Once in a while our testing environments break because of unexpected configuration changes and I have to engage analysts from other areas to find out what's going on and fix it. Usually it starts with an e-mail or a request (in our service-management tool). The request often bounces around to several groups before ending up back where it started and the problem still exists.
At this point, I'm often pretty frustrated. I absolutely hate tracking down environment problems and getting the right people to take ownership. But I think I've found the secret weapon to these situations. I threaten to schedule working meetings with everyone who has touched the request and anyone else who could hold the key to the answer.

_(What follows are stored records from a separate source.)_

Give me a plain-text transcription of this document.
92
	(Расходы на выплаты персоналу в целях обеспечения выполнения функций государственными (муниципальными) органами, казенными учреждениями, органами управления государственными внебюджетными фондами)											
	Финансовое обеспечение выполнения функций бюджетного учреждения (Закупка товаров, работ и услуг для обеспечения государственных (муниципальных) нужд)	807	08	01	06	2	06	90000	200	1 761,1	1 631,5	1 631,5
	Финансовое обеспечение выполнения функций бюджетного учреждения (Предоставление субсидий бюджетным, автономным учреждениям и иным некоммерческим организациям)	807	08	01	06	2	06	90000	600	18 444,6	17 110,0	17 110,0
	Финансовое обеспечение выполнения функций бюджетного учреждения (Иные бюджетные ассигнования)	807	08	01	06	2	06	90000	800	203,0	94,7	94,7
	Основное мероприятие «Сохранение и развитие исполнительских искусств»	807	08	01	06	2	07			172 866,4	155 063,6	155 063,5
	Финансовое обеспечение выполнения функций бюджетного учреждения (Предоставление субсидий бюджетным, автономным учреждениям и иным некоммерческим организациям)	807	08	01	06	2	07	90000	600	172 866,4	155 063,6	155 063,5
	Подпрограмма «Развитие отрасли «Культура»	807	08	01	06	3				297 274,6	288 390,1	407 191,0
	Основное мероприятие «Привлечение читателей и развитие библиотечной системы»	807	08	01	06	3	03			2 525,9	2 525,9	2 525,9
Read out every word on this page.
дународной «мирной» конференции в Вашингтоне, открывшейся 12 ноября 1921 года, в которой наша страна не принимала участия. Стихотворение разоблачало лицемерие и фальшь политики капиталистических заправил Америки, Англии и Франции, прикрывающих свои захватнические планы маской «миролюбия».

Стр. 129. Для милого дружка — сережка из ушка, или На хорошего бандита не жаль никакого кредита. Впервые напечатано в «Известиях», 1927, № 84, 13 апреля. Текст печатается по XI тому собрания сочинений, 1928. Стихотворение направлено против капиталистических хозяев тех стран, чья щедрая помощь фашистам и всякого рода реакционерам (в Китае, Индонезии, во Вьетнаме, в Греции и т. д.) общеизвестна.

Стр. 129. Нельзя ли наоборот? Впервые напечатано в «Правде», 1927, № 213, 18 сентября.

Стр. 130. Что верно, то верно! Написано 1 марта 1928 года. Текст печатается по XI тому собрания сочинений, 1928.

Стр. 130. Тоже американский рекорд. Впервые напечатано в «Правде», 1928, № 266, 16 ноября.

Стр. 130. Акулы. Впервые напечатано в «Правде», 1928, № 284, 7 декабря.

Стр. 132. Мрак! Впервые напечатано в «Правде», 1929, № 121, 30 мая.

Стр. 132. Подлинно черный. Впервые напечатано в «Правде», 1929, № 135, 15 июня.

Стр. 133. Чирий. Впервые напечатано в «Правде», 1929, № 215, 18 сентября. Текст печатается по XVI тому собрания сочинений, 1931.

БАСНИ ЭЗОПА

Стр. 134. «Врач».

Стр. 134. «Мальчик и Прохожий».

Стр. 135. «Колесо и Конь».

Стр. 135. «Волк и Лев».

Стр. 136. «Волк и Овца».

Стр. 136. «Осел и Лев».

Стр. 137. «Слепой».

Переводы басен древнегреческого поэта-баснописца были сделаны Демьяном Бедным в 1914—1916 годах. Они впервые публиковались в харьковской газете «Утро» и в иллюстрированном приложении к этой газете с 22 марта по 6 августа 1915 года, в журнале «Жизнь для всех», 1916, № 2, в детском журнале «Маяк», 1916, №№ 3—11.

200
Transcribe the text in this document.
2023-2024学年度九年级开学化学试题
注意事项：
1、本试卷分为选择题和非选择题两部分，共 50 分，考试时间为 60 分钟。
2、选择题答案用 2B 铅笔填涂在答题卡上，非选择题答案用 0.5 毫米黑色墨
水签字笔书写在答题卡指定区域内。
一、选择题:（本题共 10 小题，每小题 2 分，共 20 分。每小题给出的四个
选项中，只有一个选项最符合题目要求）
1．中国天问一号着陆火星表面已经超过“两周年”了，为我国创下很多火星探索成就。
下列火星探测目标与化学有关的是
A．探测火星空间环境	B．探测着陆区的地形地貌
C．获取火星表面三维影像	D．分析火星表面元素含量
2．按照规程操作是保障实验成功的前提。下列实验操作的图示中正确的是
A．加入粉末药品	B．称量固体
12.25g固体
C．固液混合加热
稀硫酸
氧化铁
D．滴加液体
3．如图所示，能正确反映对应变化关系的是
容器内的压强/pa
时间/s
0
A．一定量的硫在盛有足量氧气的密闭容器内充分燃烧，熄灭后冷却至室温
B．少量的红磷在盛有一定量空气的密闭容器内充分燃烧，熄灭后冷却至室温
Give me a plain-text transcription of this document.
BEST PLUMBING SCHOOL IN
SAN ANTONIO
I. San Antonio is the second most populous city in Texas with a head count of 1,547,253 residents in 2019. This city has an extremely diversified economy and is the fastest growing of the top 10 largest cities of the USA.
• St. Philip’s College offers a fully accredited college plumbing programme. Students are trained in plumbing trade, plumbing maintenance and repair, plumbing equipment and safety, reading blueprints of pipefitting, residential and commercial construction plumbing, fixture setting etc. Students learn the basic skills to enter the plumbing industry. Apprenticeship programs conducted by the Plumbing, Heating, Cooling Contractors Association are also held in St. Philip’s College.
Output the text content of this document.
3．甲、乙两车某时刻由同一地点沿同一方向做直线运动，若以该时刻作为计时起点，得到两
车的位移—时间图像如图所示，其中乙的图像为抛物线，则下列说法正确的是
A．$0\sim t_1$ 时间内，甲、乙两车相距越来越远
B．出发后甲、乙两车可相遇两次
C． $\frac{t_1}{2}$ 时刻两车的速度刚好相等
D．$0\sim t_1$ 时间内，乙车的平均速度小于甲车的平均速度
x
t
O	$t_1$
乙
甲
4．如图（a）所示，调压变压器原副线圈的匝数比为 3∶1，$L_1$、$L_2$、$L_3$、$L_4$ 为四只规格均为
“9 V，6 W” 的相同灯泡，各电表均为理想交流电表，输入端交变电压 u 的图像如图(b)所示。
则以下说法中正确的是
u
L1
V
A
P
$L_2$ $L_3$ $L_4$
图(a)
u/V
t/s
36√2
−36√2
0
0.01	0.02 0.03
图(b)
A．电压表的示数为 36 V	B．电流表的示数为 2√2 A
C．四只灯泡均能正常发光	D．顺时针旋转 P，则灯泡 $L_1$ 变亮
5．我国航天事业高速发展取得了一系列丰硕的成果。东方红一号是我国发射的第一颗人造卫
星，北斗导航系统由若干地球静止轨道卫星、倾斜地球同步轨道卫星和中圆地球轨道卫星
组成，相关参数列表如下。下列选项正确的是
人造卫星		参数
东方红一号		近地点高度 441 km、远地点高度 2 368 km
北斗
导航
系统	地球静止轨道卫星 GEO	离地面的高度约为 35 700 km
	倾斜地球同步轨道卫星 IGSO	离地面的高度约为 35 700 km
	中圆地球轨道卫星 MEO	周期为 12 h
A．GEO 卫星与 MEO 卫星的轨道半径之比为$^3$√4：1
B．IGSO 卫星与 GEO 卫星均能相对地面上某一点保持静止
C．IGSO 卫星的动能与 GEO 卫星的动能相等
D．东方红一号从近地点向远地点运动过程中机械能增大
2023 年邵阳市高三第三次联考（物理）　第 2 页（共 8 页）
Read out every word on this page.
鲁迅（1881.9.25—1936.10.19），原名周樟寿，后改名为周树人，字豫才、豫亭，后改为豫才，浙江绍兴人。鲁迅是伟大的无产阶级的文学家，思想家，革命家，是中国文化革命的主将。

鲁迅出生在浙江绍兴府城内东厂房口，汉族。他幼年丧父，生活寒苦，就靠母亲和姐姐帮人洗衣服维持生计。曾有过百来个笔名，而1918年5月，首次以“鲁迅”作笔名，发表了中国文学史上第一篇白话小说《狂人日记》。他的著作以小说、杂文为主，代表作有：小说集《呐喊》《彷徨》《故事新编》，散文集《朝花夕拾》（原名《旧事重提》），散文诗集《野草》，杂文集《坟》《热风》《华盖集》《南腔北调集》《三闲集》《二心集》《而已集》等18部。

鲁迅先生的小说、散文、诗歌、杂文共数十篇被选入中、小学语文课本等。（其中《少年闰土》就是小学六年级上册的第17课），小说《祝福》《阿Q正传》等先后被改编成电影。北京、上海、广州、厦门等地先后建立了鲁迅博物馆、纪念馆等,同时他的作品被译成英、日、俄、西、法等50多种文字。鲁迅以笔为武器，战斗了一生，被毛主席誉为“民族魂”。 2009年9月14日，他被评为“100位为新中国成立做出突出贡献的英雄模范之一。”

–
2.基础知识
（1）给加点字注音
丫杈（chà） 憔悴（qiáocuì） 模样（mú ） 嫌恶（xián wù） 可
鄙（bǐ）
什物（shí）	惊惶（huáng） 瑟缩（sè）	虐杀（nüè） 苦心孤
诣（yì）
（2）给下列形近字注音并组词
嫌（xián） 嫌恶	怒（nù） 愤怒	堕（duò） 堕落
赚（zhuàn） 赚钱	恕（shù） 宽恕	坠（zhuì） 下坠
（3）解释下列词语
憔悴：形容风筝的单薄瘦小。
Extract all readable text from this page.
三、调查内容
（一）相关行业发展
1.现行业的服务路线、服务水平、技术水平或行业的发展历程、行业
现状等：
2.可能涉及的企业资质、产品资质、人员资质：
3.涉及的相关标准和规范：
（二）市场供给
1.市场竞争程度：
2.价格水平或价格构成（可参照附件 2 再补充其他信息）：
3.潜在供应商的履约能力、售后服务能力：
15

The moment I do that a flurry of work starts to happen. Deeper analysis and research starts to happen. E-mails and IMs go flying as people start working desperately to avoid a meeting. The vast majority of the time the problem is fixed without a meeting but in the end the people spend hours resolving the problem from their desks using e-mail and IM. If they had all gotten together in a conference room they most likely would have resolved it in under an hour.
People simply don't want to meet face-to-face even when the problem would be solved in less time with less effort.
Has anyone else noticed this behavior in their corporate cultures?